A long wait for the progressive wage

The proposal for a progressive wage in Malaysia is unlikely to be finalised until the end of 2025 with no real impact likely for more than two years.

The progressive wage white paper describes a wage subsidy programme rather than the game-changing reform many were hoping for.

It will also be many years before we see it. With a pilot from June next year and evaluation results most likely after Budget 2025 in October, amendments and debate might push the roll-out to 2026.

The exact progressive wage model (PWM) is unclear but the aim is to enhance skills and productivity so the wages of people who otherwise cannot expect higher salaries can be raised.

Apart from low-skilled workers, many high-skilled workers will also benefit.

But skills and productivity are not the only nor the primary determinants of wages or income. Care-workers, early childhood teachers or social workers are highly skilled but often paid very low wages.

Objectively low-skilled internet influencers, fashion models or even politicians often earn high incomes.

Wages are often based on hours worked rather than the value of what is produced. They are also heavily influenced by the power of employers to keep wages low.

Since there is also no objective or transparent measure of productivity to establish whether the PWM has worked or not, employees will not know whether they deserve a pay rise based on productivity improvements.

They will be in no better position to push for a pay rise than they are now. This is why we have the PWM and minimum wages in the first place.

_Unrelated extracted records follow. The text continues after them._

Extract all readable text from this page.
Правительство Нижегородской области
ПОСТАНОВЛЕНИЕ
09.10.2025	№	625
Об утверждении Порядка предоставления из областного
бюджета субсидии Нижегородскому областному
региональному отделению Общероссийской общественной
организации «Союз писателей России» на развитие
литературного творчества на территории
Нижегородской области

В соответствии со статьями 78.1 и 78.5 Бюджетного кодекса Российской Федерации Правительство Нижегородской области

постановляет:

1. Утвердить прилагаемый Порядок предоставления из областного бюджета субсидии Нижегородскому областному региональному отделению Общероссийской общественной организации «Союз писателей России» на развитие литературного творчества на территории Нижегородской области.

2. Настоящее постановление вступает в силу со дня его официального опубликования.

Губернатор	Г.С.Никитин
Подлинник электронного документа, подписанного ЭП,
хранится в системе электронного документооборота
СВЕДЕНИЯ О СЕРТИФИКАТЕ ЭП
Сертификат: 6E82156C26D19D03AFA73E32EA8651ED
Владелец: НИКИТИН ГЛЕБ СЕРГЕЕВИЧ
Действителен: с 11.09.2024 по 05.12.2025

The minimum wage has raised the salaries of low-paid workers but those on slightly higher wages have not seen their incomes rise as a consequence because the labour market is segmented.

So raising the minimum wage will not raise middle-income wages. This is why the PWM is being applied to wages above RM1,500.

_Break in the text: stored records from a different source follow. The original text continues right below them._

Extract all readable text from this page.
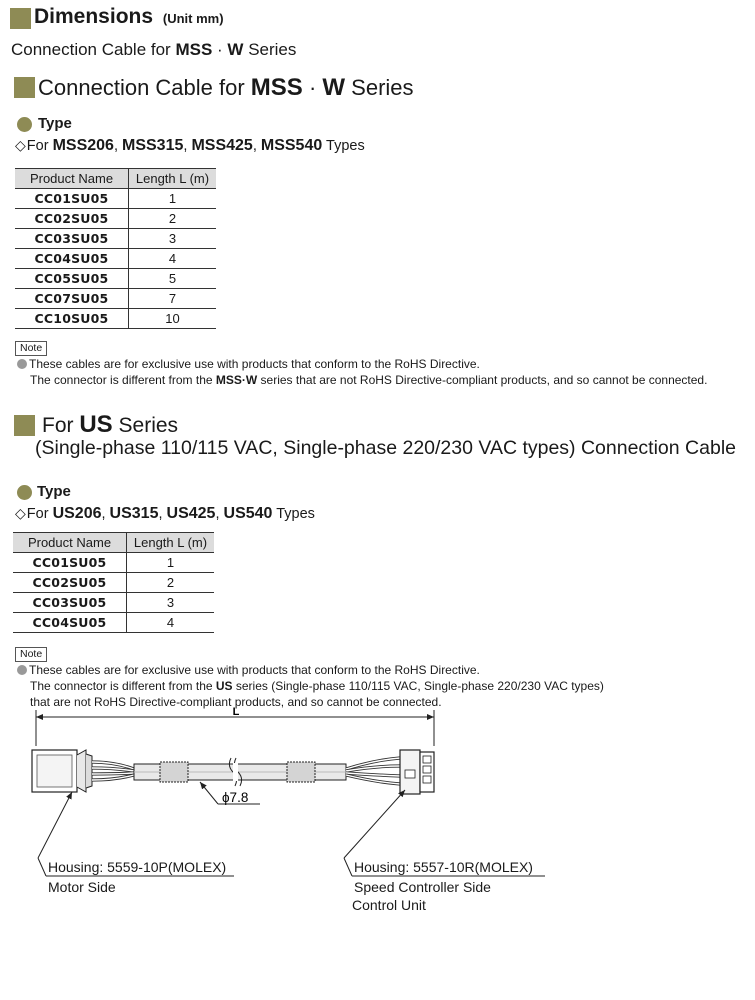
Dimensions (Unit mm)
Connection Cable for MSS · W Series
Connection Cable for MSS · W Series
Type
◇For MSS206, MSS315, MSS425, MSS540 Types
Product Name	Length L (m)
CC01SU05	1
CC02SU05	2
CC03SU05	3
CC04SU05	4
CC05SU05	5
CC07SU05	7
CC10SU05	10
Note
These cables are for exclusive use with products that conform to the RoHS Directive.
The connector is different from the MSS·W series that are not RoHS Directive-compliant products, and so cannot be connected.
For US Series
(Single-phase 110/115 VAC, Single-phase 220/230 VAC types) Connection Cable
Type
◇For US206, US315, US425, US540 Types
Product Name	Length L (m)
CC01SU05	1
CC02SU05	2
CC03SU05	3
CC04SU05	4
Note
These cables are for exclusive use with products that conform to the RoHS Directive.
The connector is different from the US series (Single-phase 110/115 VAC, Single-phase 220/230 VAC types)
that are not RoHS Directive-compliant products, and so cannot be connected.
L
ϕ7.8
Housing: 5559-10P(MOLEX)
Motor Side
Housing: 5557-10R(MOLEX)
Speed Controller Side
Control Unit
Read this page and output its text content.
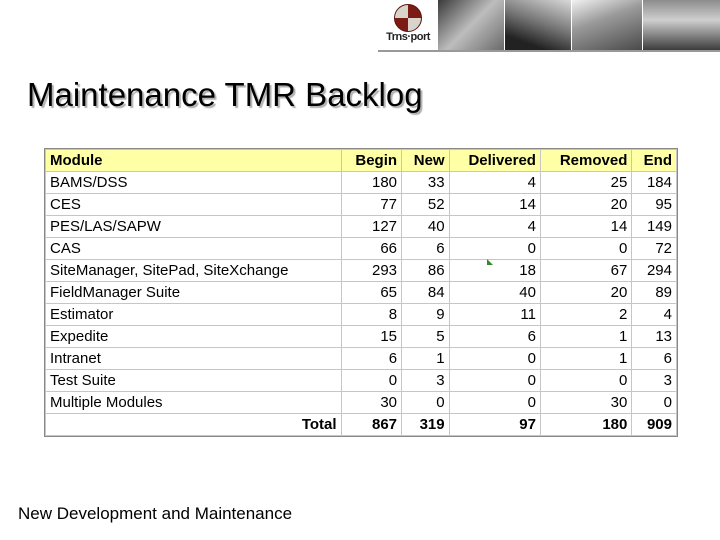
Trns·port
Maintenance TMR Backlog
Module	Begin	New	Delivered	Removed	End
BAMS/DSS	180	33	4	25	184
CES	77	52	14	20	95
PES/LAS/SAPW	127	40	4	14	149
CAS	66	6	0	0	72
SiteManager, SitePad, SiteXchange	293	86	18	67	294
FieldManager Suite	65	84	40	20	89
Estimator	8	9	11	2	4
Expedite	15	5	6	1	13
Intranet	6	1	0	1	6
Test Suite	0	3	0	0	3
Multiple Modules	30	0	0	30	0
Total	867	319	97	180	909

New Development and Maintenance
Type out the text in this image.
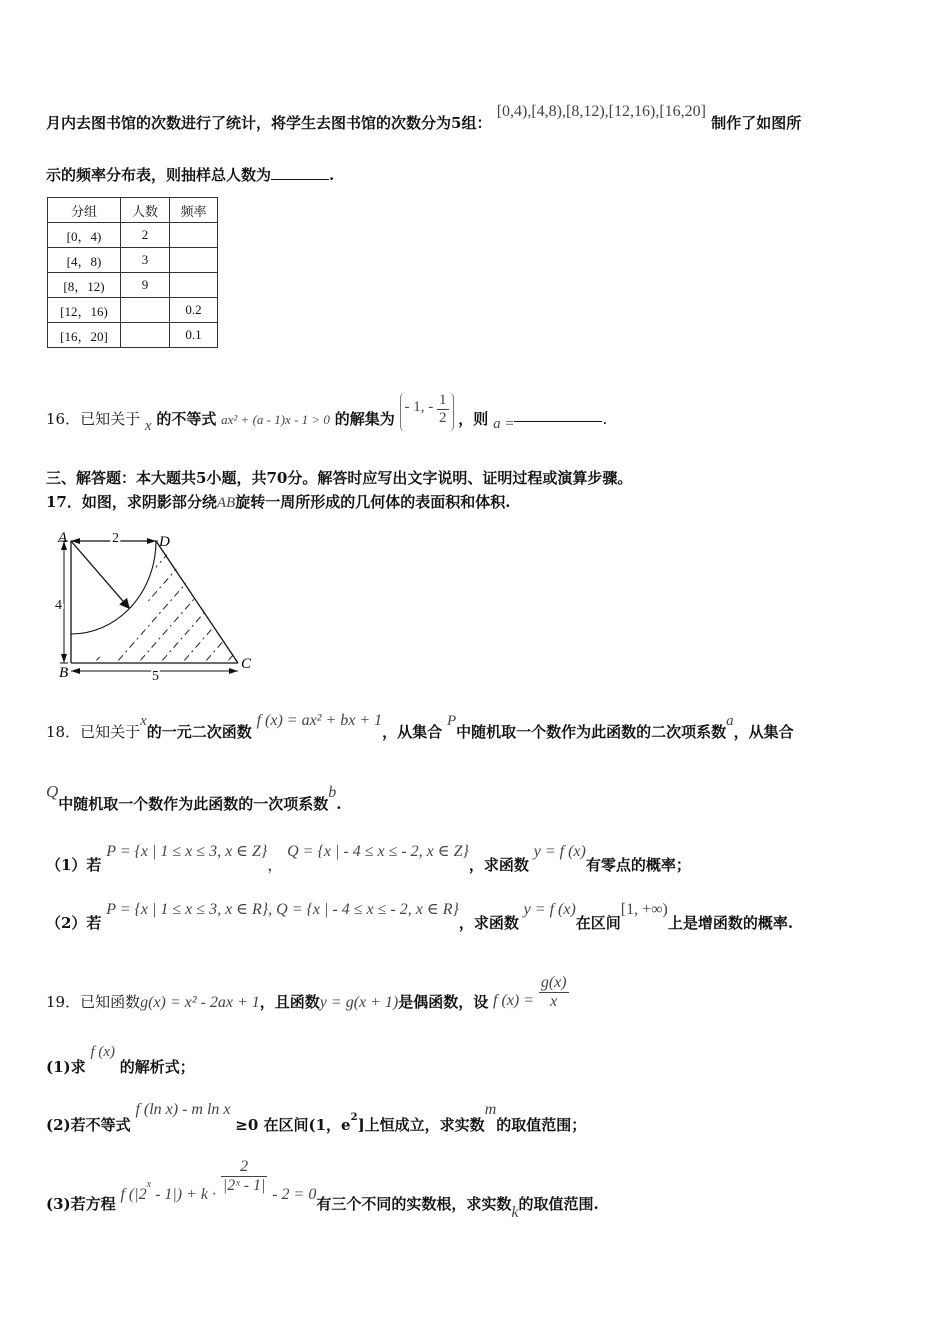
月内去图书馆的次数进行了统计，将学生去图书馆的次数分为5组： [0,4),[4,8),[8,12),[12,16),[16,20] 制作了如图所
示的频率分布表，则抽样总人数为	.
分组	人数	频率
[0，4)	2	
[4，8)	3	
[8，12)	9	
[12，16)		0.2
[16，20]		0.1
16．已知关于 x 的不等式 ax² + (a - 1)x - 1 > 0 的解集为 - 1, - $\frac{1}{2}$ ，则 a =	.
三、解答题：本大题共5小题，共70分。解答时应写出文字说明、证明过程或演算步骤。
17．如图，求阴影部分绕AB旋转一周所形成的几何体的表面积和体积.
A	D
B
C
2
4
5
18．已知关于x的一元二次函数 f (x) = ax² + bx + 1，从集合 P中随机取一个数作为此函数的二次项系数a，从集合
Q中随机取一个数作为此函数的一次项系数b.
（1）若 P = {x | 1 ≤ x ≤ 3, x ∈ Z}， Q = {x | - 4 ≤ x ≤ - 2, x ∈ Z}，求函数 y = f (x)有零点的概率；
（2）若 P = {x | 1 ≤ x ≤ 3, x ∈ R}, Q = {x | - 4 ≤ x ≤ - 2, x ∈ R}，求函数 y = f (x)在区间[1, +∞)上是增函数的概率.
19．已知函数g(x) = x² - 2ax + 1，且函数y = g(x + 1)是偶函数，设 f $(x) = \frac{g(x)}{x}$
(1)求 f (x) 的解析式；
(2)若不等式 f (ln x) - m ln x ≥0 在区间(1，$e^2$]上恒成立，求实数m的取值范围；
(3)若方程 f $(|2^x - 1|) + k \cdot \frac{2}{\text{|2ˣ - 1|}} - 2 = 0$有三个不同的实数根，求实数k的取值范围.
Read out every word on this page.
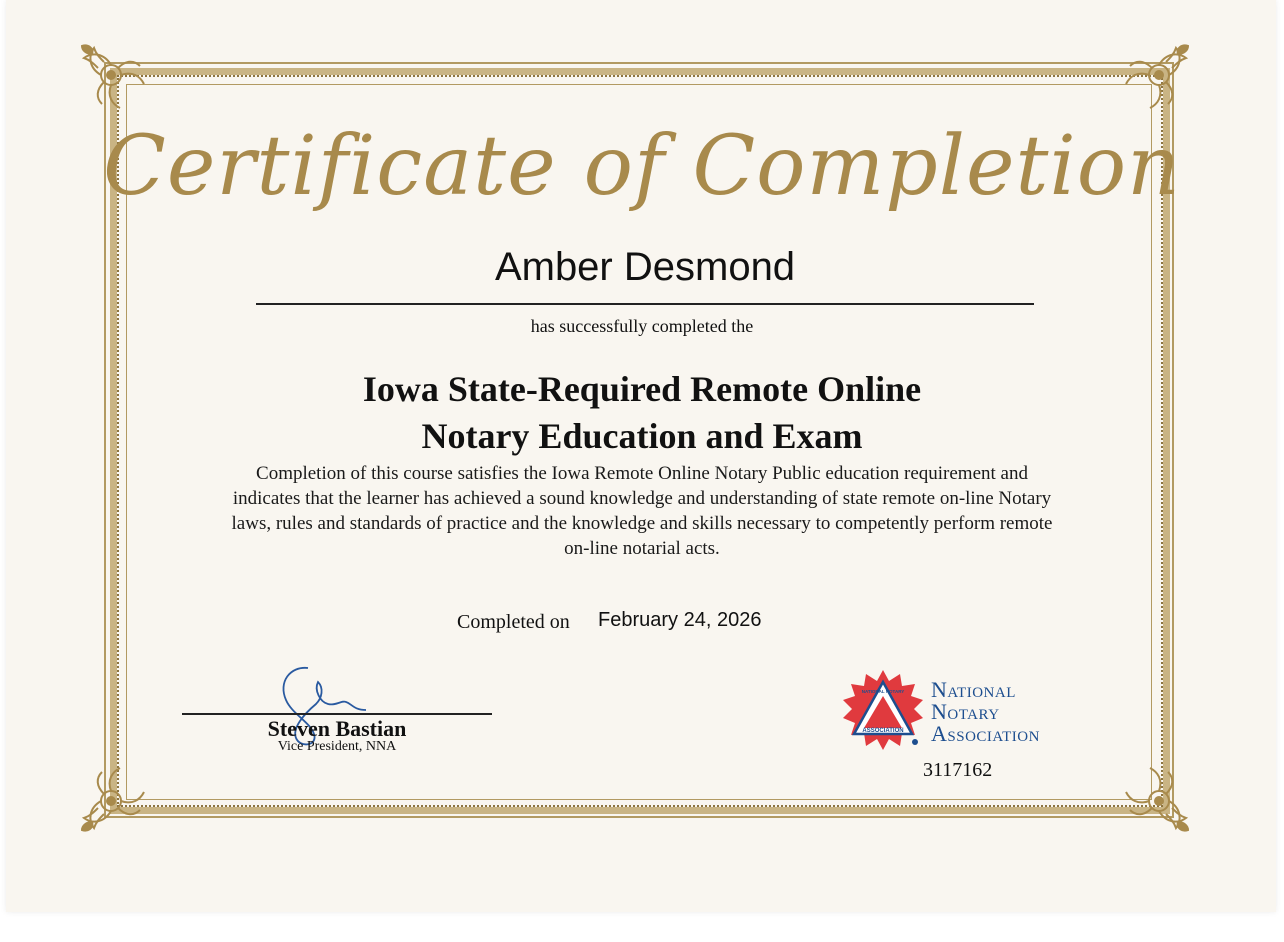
Certificate of Completion
Amber Desmond
has successfully completed the
Iowa State-Required Remote Online
Notary Education and Exam
Completion of this course satisfies the Iowa Remote Online Notary Public education requirement and indicates that the learner has achieved a sound knowledge and understanding of state remote on-line Notary laws, rules and standards of practice and the knowledge and skills necessary to competently perform remote on-line notarial acts.
Completed on February 24, 2026
Steven Bastian
Vice President, NNA
ASSOCIATION
NATIONAL NOTARY National
Notary
Association
3117162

Eventually the minimum wage will have to rise to keep pace with the cost of living because it is already at poverty levels. This will be delayed pending the PWM implementation. So the poor will continue to suffer in the meantime.

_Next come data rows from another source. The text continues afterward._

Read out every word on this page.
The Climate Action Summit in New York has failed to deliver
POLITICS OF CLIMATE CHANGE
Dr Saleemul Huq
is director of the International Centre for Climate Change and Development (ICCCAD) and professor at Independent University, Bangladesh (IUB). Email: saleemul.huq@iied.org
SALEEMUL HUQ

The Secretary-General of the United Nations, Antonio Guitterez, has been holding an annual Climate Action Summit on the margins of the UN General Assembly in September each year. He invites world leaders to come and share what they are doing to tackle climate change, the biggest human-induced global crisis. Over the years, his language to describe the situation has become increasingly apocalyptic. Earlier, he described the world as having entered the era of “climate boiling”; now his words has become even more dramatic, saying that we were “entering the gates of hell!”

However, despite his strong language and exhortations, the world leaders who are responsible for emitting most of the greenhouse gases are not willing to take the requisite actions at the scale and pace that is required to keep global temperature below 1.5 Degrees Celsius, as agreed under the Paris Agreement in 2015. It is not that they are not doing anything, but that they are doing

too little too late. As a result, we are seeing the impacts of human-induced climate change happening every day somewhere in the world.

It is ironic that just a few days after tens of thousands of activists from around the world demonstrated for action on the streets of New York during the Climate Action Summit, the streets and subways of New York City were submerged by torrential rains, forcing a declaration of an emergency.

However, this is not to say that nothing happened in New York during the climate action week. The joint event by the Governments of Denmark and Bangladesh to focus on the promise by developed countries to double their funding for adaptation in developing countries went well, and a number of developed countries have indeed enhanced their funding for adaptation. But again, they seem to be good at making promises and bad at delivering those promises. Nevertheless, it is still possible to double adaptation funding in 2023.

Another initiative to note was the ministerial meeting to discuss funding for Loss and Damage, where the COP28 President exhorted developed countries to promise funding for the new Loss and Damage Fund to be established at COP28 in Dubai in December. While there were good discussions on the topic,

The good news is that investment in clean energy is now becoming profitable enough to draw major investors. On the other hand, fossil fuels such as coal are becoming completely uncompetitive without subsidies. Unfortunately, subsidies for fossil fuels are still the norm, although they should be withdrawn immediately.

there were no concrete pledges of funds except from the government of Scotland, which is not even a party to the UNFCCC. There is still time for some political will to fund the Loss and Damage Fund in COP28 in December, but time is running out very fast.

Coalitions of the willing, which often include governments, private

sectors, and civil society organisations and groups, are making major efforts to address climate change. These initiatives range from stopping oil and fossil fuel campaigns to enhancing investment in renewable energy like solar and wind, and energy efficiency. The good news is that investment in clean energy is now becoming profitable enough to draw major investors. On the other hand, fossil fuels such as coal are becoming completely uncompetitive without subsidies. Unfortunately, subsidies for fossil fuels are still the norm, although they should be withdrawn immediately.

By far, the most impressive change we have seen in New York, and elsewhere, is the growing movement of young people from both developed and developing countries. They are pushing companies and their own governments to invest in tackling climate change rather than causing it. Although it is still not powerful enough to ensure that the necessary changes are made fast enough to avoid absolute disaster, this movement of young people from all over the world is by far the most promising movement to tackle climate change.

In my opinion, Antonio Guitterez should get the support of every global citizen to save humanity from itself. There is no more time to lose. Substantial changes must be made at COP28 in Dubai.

More broadly, the economic impact is mainly due to extra consumption from the wage subsidy, not increases in productivity.

There is also an increase in tax collection and the number of taxpayers. So whatever is gained in higher wages may be quickly taken away in higher taxes.

At the company level, the payments to employers are made retrospectively which means they have to carry the cash-flow in the meantime and risk non-payment if their audit is not in shape. This is a barrier to smaller firms.

The skill-raising training is linked to incentives so companies may send people to courses to claim the incentives whether or not they add value.

Ironically this would reduce productivity during the time spent training. It is linked to government approved training which channels money from PWM employers to preferred trainers.

Despite this, the PWM as a wage subsidy is justified in cost-benefit terms because the RM2 billion cost is small compared to the one million people that might benefit. To scale it up is also inexpensive if care is taken to stop it ballooning.

While we wait for the PWM and even if we finally get it, the government will still need to change the rules of the game by reforming labour laws and empowering workers to take on more flexible work and even multiple jobs to top up their income without being bound to one employer on low wages.

The market is already doing this as millions of people take gig-economy jobs and side hustles to increase their earnings. This must be encouraged, empowered and valued rather than being seen as second-class work.

 

The views expressed are those of the writer and do not necessarily reflect those of FMT.